Inclusion, Mental Health, and Autism

By David Gray-Hammond

Autistic People Make Excellent Teachers and Advocates

Gaining access to mental health services can be extremely challenging for autistic individuals, especially for those affected by addiction, and whose early years are marked by a lack of strong social, familial, and professional support.

While my family promoted an environment of self-acceptance and encouragement, I felt as if I didn’t fit anywhere. I was the ugly duckling, but the adults in my life were content in thinking I was just different. When I was finally diagnosed with autism as an adult, I didn’t have the tools I needed to process all those years of not fitting in. Instead, I spent years self-medicating with drugs and alcohol. I was also skilled, as many with autism are, at masking my psychosis and obsessive-compulsive disorder. I progressed from smoking cannabis to an opioid and benzodiazepine addiction, finally realizing that I needed help.

I was incorrectly diagnosed with emotionally unstable personality disorder (EUPD) at a local mental health organization and referred to a drug and alcohol treatment program, where things became really complicated. Once again, I was the ugly duckling that didn’t fit anywhere. The mental health agency said my substance abuse required immediate treatment and intervention prior to addressing my mental health issues. The substance abuse agency said my mental health required immediate intervention before addiction treatment would be successful. Of course, the fact that I was not a neurotypical person made everything much more complicated. I obsessed over my substance abuse, by keeping mountains of information, journals, details on drugs I had taken, in which combinations, and how they affected me. I was in somewhat of a twisted love affair with my addiction yet struggling to end it.

When I did not respond to treatment as a neurotypical person might, I was viewed as a nuisance. To make matters worse, the treatment locations and waiting rooms were a sensory hell – filled with humming fluorescent lights, loud and aggressive patients, and the smell of heavily used carpets and industrial cleaning fluids. My executive dysfunction didn’t help matters. I had a hard time remembering appointment dates without a reminder card or call and last-minute notices of appointment cancellations caused me to panic due to sudden changes in routine.

Eventually I had a moment of clarity, got myself admitted to an inpatient detox program at the local psychiatric hospital, and six months later was completely sober. However, when my autistic behaviors became more apparent, the hospital medicated me more heavily causing terrible side-effects and referred me to another psychiatric hospital where I remained for another month. When practitioners at the new hospital were completely unprepared for an autistic patient, I was again treated as a nuisance, often left to my own devices, and my mental health issues were ignored because they did not present in a typical manner. After a month I was discharged, and over the next eight months I experienced my worst psychotic episode.
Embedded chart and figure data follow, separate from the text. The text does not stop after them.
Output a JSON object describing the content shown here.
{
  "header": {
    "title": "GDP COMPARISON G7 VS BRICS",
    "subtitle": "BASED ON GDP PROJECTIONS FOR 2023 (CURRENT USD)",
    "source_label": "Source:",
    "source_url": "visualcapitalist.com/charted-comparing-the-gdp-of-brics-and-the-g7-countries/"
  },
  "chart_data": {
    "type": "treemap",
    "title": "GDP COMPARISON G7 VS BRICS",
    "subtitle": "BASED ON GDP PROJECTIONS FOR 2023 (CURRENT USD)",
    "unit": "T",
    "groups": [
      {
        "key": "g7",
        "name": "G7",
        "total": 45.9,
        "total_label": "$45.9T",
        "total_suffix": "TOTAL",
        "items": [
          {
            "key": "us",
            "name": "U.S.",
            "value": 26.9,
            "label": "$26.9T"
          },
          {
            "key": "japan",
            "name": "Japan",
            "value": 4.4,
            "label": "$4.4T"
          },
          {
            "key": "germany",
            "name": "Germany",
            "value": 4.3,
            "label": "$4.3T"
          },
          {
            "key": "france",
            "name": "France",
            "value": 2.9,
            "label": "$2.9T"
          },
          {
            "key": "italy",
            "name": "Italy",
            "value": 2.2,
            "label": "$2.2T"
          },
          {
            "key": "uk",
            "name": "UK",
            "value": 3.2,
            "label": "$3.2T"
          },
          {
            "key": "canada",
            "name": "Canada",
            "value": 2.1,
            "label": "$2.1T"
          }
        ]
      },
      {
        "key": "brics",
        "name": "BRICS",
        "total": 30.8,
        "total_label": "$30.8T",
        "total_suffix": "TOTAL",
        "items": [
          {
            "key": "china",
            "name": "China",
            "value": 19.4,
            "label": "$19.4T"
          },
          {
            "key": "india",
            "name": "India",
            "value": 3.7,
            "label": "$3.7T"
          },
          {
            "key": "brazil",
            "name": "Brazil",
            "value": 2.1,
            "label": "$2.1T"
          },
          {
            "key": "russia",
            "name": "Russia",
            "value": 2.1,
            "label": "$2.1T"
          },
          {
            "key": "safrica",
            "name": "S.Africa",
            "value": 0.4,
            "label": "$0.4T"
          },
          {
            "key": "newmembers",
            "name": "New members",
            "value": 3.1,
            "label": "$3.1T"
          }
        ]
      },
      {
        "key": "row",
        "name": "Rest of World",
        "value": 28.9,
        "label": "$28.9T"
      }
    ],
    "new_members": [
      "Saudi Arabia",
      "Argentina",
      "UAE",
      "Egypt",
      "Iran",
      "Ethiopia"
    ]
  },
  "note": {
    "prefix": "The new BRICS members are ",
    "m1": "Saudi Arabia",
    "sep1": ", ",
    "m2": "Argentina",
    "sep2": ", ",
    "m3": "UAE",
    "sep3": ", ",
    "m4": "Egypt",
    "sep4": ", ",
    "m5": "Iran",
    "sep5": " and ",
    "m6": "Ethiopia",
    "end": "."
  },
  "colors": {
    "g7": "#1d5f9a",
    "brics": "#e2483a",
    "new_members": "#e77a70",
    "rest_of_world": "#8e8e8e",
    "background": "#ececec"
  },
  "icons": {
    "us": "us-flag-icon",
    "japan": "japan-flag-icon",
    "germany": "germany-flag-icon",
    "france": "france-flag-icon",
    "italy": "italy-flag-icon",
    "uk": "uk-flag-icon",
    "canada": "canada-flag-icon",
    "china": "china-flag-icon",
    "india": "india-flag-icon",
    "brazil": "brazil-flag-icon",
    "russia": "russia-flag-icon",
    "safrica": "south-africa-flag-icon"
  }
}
What ultimately saved me was a conclusive diagnosis of autism spectrum disorder. I was 26 years old and began to discover and explore the existence of a neurodiverse community. I finally had some answers as to why I was such a mystery to the medical community, and finally started learning to accept myself.

My path has been challenging, but it has brought me to a place where I feel useful and accepted. My life is now dedicated to advocating on behalf of others like me. I speak to and advise other autistic addicts. I have learned that there are many autistic people who have had similar experiences.

Most importantly, I have learned that there are significant small changes that could be made in mental health treatment facilities that would help significantly. They include:

  1. Autism awareness training for mental health providers and including autistic individuals in providing this training.
  2. Implementation of sensory-friendly waiting rooms (dim lighting, less noise, calmer atmosphere without industrial odors, and comfortable seating).
  3. Appointments written out on cards rather than communicated verbally, and appointment reminders via email, text, or phone.
  4. Consistency in providers providing therapy.

The greatest lesson I have learned is the importance of inclusion. Autistic people are not a nuisance. They are not the ugly ducklings. They have unique needs, gifts, and talents. For some, the services they receive are the difference between life and death. Inclusion can seem like an insurmountable challenge when we try to create it on our own. However, including neurodiverse patients in the conversations about how professionals can best support them will go a long way in making a difference.

David Gray-Hammond is an autistic addict from England, now sober for over three years. He has co-occurring OCD, PTSD, and psychosis. After years of treatments by psychiatric services in the UK, he now uses his experiences to help inform treatment policy.